Posted by Ralph Kostant

Friday, April 29, 2005 10:09:00 AM  
Anonymous Anonymous said...

Ralph, how do you explain Ariels change of heart vis à vis this withdrawal? I mean, who would have thought, just a year ago, that Ariel Sharon and any grouping with the prefix "liberal" would be on the same side of any issue? 

Posted by Fancis Ezeu

Thursday, June 30, 2005 5:47:00 PM  
Anonymous Anonymous said...

Fancis, I will give you 2 explanations, one charitable to Prime Minister Sharon, and one cynical:

First the charitable view: Sharon believes that the stress of governing a hostile Arab population in Gaza and the Northern Shomron is placing great stress on Israel politically and economically. Politically, it has alienated Europe and even at times put Israel at odds with its only friend in the world, the United States. It has split Israeli society. It is incredibly expensive in money and in blood. Sharon sees no meaningful negotiating partner on the other side, and does not see even the prospect of one appearing for years. Therefore, like a general (and Sharon was a general) who finds that his lines are overextended, he is conducting a tactical withdrawal that he believes will strenghten his defensive lines. He believes that this move will buy him goodwill with Europe (and he is wrong). He believes that it will unite Israeli society. (Wrong again--he is splitting Israel like never before.)

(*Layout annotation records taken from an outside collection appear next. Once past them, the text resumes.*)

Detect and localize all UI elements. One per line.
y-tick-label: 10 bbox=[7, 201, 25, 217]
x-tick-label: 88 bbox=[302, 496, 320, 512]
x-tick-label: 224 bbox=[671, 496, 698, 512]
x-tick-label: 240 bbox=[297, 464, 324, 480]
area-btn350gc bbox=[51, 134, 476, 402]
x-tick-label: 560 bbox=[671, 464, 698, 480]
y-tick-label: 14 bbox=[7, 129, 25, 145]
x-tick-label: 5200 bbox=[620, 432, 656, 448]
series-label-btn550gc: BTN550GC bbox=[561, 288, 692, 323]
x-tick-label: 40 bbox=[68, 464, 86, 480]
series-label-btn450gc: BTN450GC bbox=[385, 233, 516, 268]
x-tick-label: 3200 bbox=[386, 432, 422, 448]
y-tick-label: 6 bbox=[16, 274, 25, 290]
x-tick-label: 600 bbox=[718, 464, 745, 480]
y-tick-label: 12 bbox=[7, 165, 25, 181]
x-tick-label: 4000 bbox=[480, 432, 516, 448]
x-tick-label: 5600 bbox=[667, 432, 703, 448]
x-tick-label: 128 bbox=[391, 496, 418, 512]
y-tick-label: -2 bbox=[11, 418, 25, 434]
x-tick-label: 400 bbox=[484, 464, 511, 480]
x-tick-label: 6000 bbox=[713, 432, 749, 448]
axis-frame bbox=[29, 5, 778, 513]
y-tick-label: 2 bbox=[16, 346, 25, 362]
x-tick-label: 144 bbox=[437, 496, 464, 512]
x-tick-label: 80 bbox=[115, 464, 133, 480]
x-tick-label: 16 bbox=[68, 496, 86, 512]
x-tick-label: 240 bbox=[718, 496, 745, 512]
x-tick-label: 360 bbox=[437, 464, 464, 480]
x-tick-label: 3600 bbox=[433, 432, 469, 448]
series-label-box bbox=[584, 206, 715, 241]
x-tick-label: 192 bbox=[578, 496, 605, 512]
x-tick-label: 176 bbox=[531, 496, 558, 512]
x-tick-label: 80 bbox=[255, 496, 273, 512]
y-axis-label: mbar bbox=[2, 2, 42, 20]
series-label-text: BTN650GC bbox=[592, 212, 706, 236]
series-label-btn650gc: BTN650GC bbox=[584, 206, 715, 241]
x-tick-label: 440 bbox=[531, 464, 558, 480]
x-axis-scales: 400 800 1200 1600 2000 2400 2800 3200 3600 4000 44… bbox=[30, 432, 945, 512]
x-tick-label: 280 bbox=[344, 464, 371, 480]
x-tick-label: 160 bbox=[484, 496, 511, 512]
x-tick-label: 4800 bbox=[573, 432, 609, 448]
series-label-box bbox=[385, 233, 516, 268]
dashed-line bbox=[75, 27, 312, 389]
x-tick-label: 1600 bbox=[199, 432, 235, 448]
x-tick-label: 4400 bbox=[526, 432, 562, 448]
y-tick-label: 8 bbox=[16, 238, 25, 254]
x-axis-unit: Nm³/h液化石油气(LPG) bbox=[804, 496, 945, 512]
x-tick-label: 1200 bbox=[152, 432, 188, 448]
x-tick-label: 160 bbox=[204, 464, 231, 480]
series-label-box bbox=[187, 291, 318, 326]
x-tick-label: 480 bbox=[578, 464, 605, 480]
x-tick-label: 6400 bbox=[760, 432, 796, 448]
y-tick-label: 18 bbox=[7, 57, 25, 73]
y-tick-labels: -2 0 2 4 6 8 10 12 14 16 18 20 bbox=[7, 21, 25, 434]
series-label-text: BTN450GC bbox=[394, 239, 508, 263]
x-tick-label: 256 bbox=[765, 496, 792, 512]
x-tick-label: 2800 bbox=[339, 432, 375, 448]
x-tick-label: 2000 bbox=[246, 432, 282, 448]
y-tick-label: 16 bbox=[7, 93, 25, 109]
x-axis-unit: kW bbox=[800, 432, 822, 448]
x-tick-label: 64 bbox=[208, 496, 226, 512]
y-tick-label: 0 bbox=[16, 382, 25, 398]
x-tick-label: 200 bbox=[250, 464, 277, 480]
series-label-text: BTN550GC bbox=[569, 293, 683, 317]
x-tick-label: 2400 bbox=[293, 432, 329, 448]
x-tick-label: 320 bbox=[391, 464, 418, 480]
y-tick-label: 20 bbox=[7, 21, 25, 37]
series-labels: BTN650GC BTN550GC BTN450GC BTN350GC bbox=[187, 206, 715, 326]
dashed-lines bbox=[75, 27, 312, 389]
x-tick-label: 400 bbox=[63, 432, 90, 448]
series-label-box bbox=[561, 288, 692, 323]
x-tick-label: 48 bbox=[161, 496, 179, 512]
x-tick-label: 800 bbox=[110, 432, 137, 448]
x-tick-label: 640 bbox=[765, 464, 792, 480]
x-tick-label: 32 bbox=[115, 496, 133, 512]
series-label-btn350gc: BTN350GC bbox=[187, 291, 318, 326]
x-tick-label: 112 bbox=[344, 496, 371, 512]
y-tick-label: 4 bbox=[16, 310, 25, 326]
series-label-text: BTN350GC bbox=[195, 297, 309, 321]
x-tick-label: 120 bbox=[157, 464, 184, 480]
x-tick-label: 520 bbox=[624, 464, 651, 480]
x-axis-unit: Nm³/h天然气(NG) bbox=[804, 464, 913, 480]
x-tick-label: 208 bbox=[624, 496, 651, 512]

The cynical view: Two left-wing writers have published a book documenting that Sharon conceived of the withdrawal in order to avoid a criminal indictment of him and his son Omri for political corruption charges. In Israel, the courts and the Ministry of Justice, like the media, are controlled by the Labor left. By pushing withdrawal, he is gambling that the left will prefer winning the concessions to the Arabs that they advocate to destroying Sharon. Predictably, this book has relatively received little publicity inside Israel, because the main newspapers, television and radio media are controlled by the Labor left, who are backing Sharon against his own Likud party.